С этими словами честный Эндру сгреб свои колья, лопаты, мотыги и побросал их в тачку — однако делал он это не спеша, оставляя мне время задать ему новые вопросы, какие могли бы навернуться мне на язык, прежде чем он покатит свою тачку к сараю, где орудиям полагалось отдыхать в течение следующего дня. Я счел за благо заговорить сразу же, чтобы хитрый проныра не объяснил мое молчание более вескими причинами, чем те, что были у меня на деле.
— Я бы непрочь повидаться с вашим земляком, Эндру, и послушать новости прямо от него. Вы, может быть, слышали, что у меня были кое-какие неприятности из-за этого глупого Морриса? (Эндру многозначительно осклабился.) Мне хотелось бы поговорить с вашим родственником-торговцем и расспросить его во всех подробностях о том, что он слышал в Лондоне, — если можно это сделать без больших хлопот.

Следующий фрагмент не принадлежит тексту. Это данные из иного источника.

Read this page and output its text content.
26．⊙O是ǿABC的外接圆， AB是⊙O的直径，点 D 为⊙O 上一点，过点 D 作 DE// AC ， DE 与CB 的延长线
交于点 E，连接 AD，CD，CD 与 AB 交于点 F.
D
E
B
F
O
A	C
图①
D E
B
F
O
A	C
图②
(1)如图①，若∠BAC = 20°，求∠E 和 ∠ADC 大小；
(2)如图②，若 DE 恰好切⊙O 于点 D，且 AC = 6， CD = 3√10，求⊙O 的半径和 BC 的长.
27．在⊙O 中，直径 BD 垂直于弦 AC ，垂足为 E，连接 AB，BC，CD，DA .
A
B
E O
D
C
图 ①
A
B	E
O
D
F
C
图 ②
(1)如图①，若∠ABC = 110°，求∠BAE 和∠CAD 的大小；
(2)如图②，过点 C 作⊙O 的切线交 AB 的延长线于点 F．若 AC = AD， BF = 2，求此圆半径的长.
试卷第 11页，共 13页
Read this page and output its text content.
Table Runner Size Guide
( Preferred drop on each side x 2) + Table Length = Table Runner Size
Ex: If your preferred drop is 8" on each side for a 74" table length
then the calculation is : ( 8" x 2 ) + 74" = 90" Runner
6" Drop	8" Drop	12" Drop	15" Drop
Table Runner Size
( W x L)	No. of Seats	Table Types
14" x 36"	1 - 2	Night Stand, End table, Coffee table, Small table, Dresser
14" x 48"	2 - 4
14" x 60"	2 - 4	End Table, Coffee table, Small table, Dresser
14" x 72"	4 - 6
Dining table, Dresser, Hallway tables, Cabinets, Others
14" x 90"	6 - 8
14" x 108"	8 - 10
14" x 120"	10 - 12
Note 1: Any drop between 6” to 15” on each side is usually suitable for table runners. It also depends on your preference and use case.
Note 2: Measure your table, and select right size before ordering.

— Да это легче легкого, — объяснил Эндру, — стоит только намекнуть ему, что я хочу купить две пары чулок, и он прибежит ко мне со всех ног.
— Отлично, скажите ему, что я просто покупатель; и так как погода, как вы говорите, хорошая и надежная, я погуляю в саду, пока он не пришел; скоро и месяц выплывет из-за холмов. Вы можете привести купца к задней калитке, а я тем временем с удовольствием полюбуюсь на вечнозеленые кусты и деревья в ярком лунном свете, при котором они словно покрыты инеем.
— Правильно, правильно, — я тоже не раз говорил: брюква, или, скажем, цветная капуста выглядят при лунном свете так нарядно, как какая-нибудь леди в бриллиантах.
Тут Эндру Ферсервис с превеликой радостью удалился. Ходьбы ему было мили две, но он с большой охотой пустился в этот путь, лишь бы обеспечить своему родственнику продажу кое-какой мелочишки из его товаров, — хотя, пожалуй, пожалел бы шесть пенсов, чтобы угостить его квартой эля.
«У англичанина доброе расположение проявилось бы как раз обратным образом, чем у Эндру», — думал я, прохаживаясь по ровным бархатным дорожкам; окаймленные высокими изгородями из остролиста и тиса, они во всех направлениях пересекали старый сад Осбальдистон-Холла.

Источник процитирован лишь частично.